Remove old rose blooms from bushes by pruning to the second set of five-leaflets.

Fertilize
Soak hanging baskets in a tub of water every few days between regular watering. Always water plants before fertilizing.

Apply nitrogen fertilizer to roses in late July to give you better flowers in September and October. Water thoroughly after applying fertilizer to avoid damage to the roots.

Apply iron sulfate to plants that are showing yellow leaves with green veins. Keep iron sulfate and other iron products off the sidewalks and houses.

Use 20-20-20 or a similar analysis on container plants and water thoroughly.

Be on the lookout
Recently transplanted plants have inadequate root systems, and drought can damage them. Check them carefully and water when needed. If plants suffered from a freeze last winter, the additional stress from drought could cause death to a plant.

Check for blackspot on roses and spray with a registered fungicide.

Spider mites are most common in hot weather. Look for tan speckles on lower leaves. Plants may turn brown and crisp where severe infestations occur. Control with a miticide such as Kelthane.
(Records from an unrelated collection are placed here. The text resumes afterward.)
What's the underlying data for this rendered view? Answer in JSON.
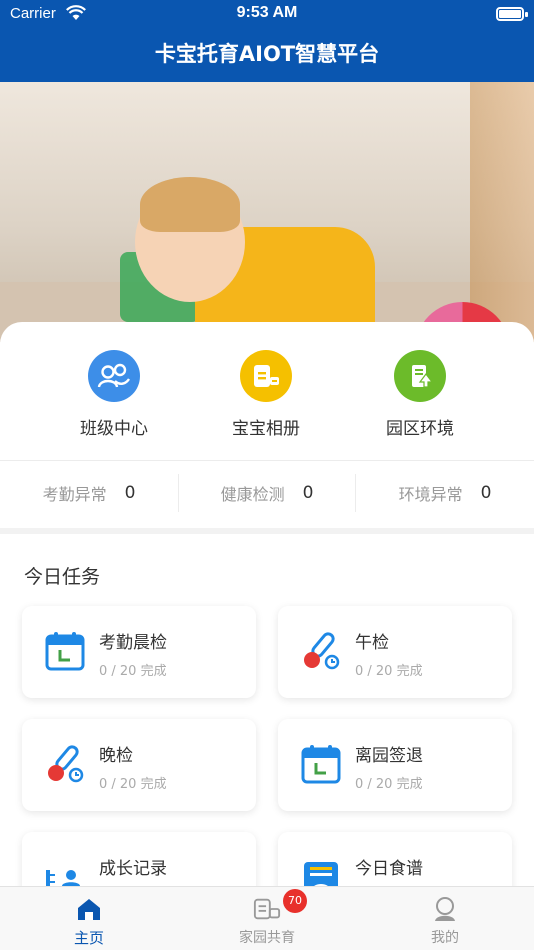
{
  "status_bar": {
    "carrier": "Carrier",
    "time": "9:53 AM"
  },
  "nav": {
    "title": "卡宝托育AIOT智慧平台"
  },
  "shortcuts": [
    {
      "label": "班级中心",
      "icon": "class-center-icon"
    },
    {
      "label": "宝宝相册",
      "icon": "baby-album-icon"
    },
    {
      "label": "园区环境",
      "icon": "campus-environment-icon"
    }
  ],
  "stats": [
    {
      "name": "考勤异常",
      "value": "0"
    },
    {
      "name": "健康检测",
      "value": "0"
    },
    {
      "name": "环境异常",
      "value": "0"
    }
  ],
  "tasks": {
    "heading": "今日任务",
    "items": [
      {
        "name": "考勤晨检",
        "progress": "0 / 20 完成",
        "icon": "calendar-icon"
      },
      {
        "name": "午检",
        "progress": "0 / 20 完成",
        "icon": "thermometer-icon"
      },
      {
        "name": "晚检",
        "progress": "0 / 20 完成",
        "icon": "thermometer-icon"
      },
      {
        "name": "离园签退",
        "progress": "0 / 20 完成",
        "icon": "calendar-icon"
      },
      {
        "name": "成长记录",
        "progress": "",
        "icon": "growth-record-icon"
      },
      {
        "name": "今日食谱",
        "progress": "",
        "icon": "recipe-icon"
      }
    ]
  },
  "tabbar": {
    "items": [
      {
        "label": "主页",
        "icon": "home-icon",
        "active": true
      },
      {
        "label": "家园共育",
        "icon": "co-education-icon",
        "badge": "70"
      },
      {
        "label": "我的",
        "icon": "profile-icon"
      }
    ]
  },
  "colors": {
    "primary": "#0a56b0",
    "badge": "#e8302b"
  }
}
Chinch bugs in St. Augustine grass will cause dried areas in sunny parts on the lawn. Chinch bugs are black and white with white diamonds on their wings.

White grub worms will show up six weeks after the major June beetle flight. Be on the lookout for these damaging insects in the lawn and flowerbeds. Treat only if there are five to seven grubs per square foot of soil. Diazinon, Merit, Oftanol, or Grub-X can be used.

Aphids on oaks, pecans, crape myrtles, and other trees are a problem creating honeydew. First try a high-pressure spray of water before applying chemicals. Use a registered, general insecticide.

Miscellaneous chores
Water garden and lawn as needed, giving a thorough soaking rather than frequent light sprinklings. Sandy soils will need to be watered more often. Be sure to avoid water run-off.

Add mulch if needed to flowerbeds and around shrubs. This helps to reduce water and weeds.

Many spring-flowering shrubs and fruit trees will be forming flower buds in late July and August. Drought conditions can reduce both the quality and quantity of spring flowers. Don’t allow them to suffer drought stress.

Clean up iris beds and thin out clumps if crowded. They can be transplanted from July until October.